Wie so viele Autorinnen auf dieser Liste hatte Susan Cooper ihre Hochzeit während der 1970er- und 80er-Jahre, und ist inzwischen leider ein wenig in Vergessenheit geraten. Wintersonnenwende ist der zweite Band der gleichnamigen fünfteiligen Serie, die 2008 noch mal in einem Band auf Deutsch erschien. Vom Grundprinzip her klassische Jugendbuchfantasy über einen Jungen (Will Stanton), in dem übernatürliche Fähigkeiten schlummern (die Kräfte des Lichts), mit denen er eine uralte Prophezeiung erfüllen muss, um die Welt zu retten (den Sturm der Finsternis zurückschlagen). Was heute natürlich ein ausgelutschtes Thema ist, war es 1971 noch lange nicht, und es steht und fällt sowieso alles damit, wie die Geschichte erzählt ist. Und da kann Cooper mit einer spannenden und mitreißenden Schreibe punkten, die stark von der Artus-Sage und keltischen Mythen beeinflusst wurde. Was im ersten Band als abenteuerliche Schatzsuche dreier Geschwister in der Gegenwart beginnt, entwickelt sich zum epischen Kampf Gut gegen Böse. Durchaus komplex konstruiert und die jungen Leser*innen fordernd, stecken die Bücher voller Fachwissen über die alten Legenden, präsentiert in einem poetischen, eleganten Stil und mit vielschichtigen Charakterentwicklungen.

Zerrissene Erde | N. K. Jemisin (The Fifth Season, die große Stille 2015–2017)

Mit ihrer Trilogie Die große Stille (Broken Earth) schrieb N. K. Jemisin Geschichte, gewann sie doch mit allen drei Bänden drei Jahre in Folge den Hugo Award für den besten Roman (für Zerrissene ErdeBrennender Fels und Steinerner Himmel). Schon der Einstiegsband bewegt sich jenseits ausgetretener Genrepfade, erzählt auf radikale Weise mit interessanten Erzählperspektiven und überraschenden Wendungen von einer Welt kurz vor dem Untergang. Moderne Fantasy, die sich vom Genrekanon gelöst hat und visionär, mit meisterhafter Sprache neue Maßstäbe setzt. High-Concept-Phantastik, die dabei aber nicht vergisst, eine bewegende Geschichte zu erzählen.

Die Zwerge | Markus Heitz (2003)

Nachdem sich der Sammelband Die Orks von Stan Nicholls 2002 überraschend gut verkaufte, fragte Heyne bei Markus Heitz nach, ob er nicht auch einen Fantasyroman zu einem von Tolkiens Völkern schreiben könne.

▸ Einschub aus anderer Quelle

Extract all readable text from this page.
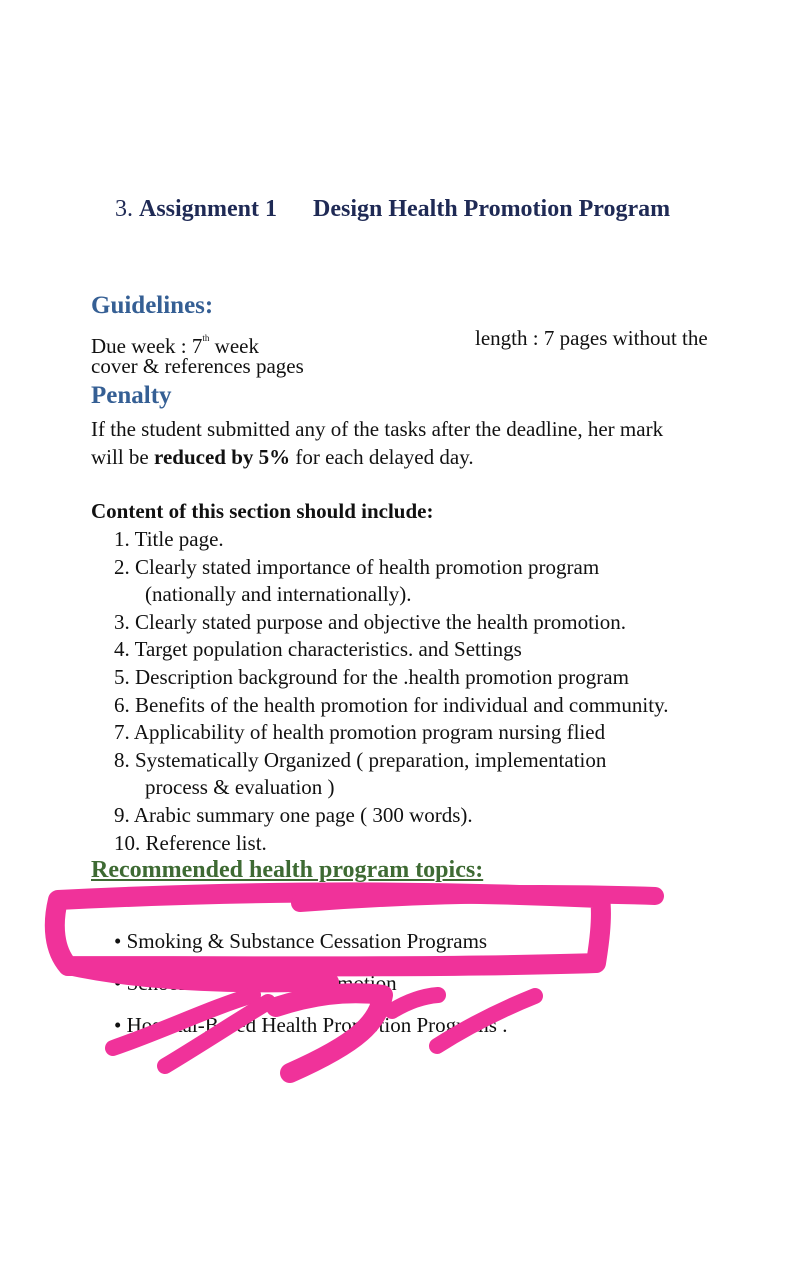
3. Assignment 1 Design Health Promotion Program
Guidelines:
Due week : 7th week	length : 7 pages without the
cover & references pages
Penalty
If the student submitted any of the tasks after the deadline, her mark
will be reduced by 5% for each delayed day.
Content of this section should include:
1. Title page.
2. Clearly stated importance of health promotion program
(nationally and internationally).
3. Clearly stated purpose and objective the health promotion.
4. Target population characteristics. and Settings
5. Description background for the .health promotion program
6. Benefits of the health promotion for individual and community.
7. Applicability of health promotion program nursing flied
8. Systematically Organized ( preparation, implementation
process & evaluation )
9. Arabic summary one page ( 300 words).
10. Reference list.
Recommended health program topics:
• Smoking & Substance Cessation Programs
• School Based Health Promotion
• Hospital-Based Health Promotion Programs .
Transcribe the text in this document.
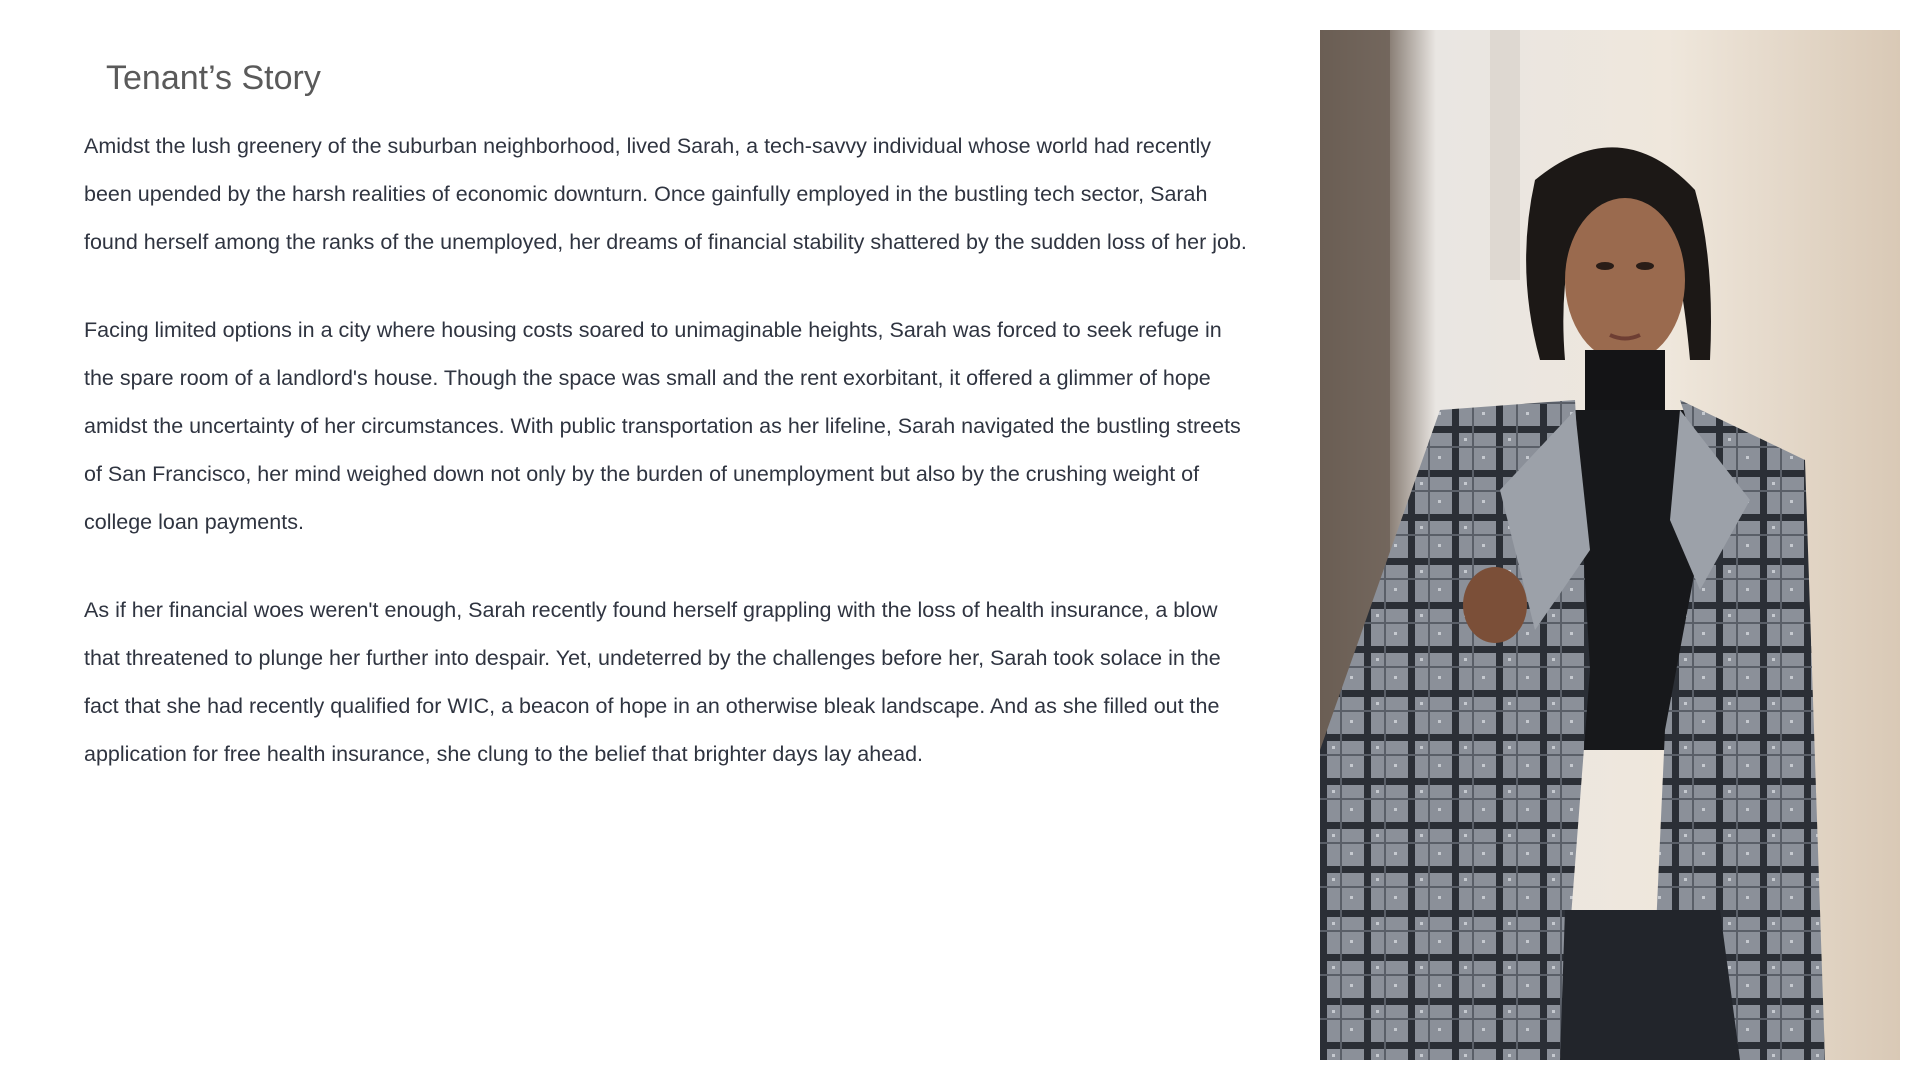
Tenant’s Story

Amidst the lush greenery of the suburban neighborhood, lived Sarah, a tech-savvy individual whose world had recently been upended by the harsh realities of economic downturn. Once gainfully employed in the bustling tech sector, Sarah found herself among the ranks of the unemployed, her dreams of financial stability shattered by the sudden loss of her job.

Facing limited options in a city where housing costs soared to unimaginable heights, Sarah was forced to seek refuge in the spare room of a landlord's house. Though the space was small and the rent exorbitant, it offered a glimmer of hope amidst the uncertainty of her circumstances. With public transportation as her lifeline, Sarah navigated the bustling streets of San Francisco, her mind weighed down not only by the burden of unemployment but also by the crushing weight of college loan payments.

As if her financial woes weren't enough, Sarah recently found herself grappling with the loss of health insurance, a blow that threatened to plunge her further into despair. Yet, undeterred by the challenges before her, Sarah took solace in the fact that she had recently qualified for WIC, a beacon of hope in an otherwise bleak landscape. And as she filled out the application for free health insurance, she clung to the belief that brighter days lay ahead.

Was folgte, waren Die Zwerge und ein Fantasyboom in Deutschland, der seinesgleichen sucht. Erzählt wird von dem Geborgenen Land, das von Orks, Trollen und Ogern bedroht wird, und von dem Zwerg Tungdil Bolofar, der sich der Bedrohung und einer dunklen Prophezeiung stellen muss. Gefolgt von vier Fortsetzungen (und aktuell sogar Die Rückkehr der Zwerge), die Markus Heitz zu einem der erfolgreichsten und bekanntesten Fantasyautoren Deutschlands machten, der sich aber auch in anderen Genres und Welten bewegte und sich nicht auf dem Erfolg der Zwerge ausruhte.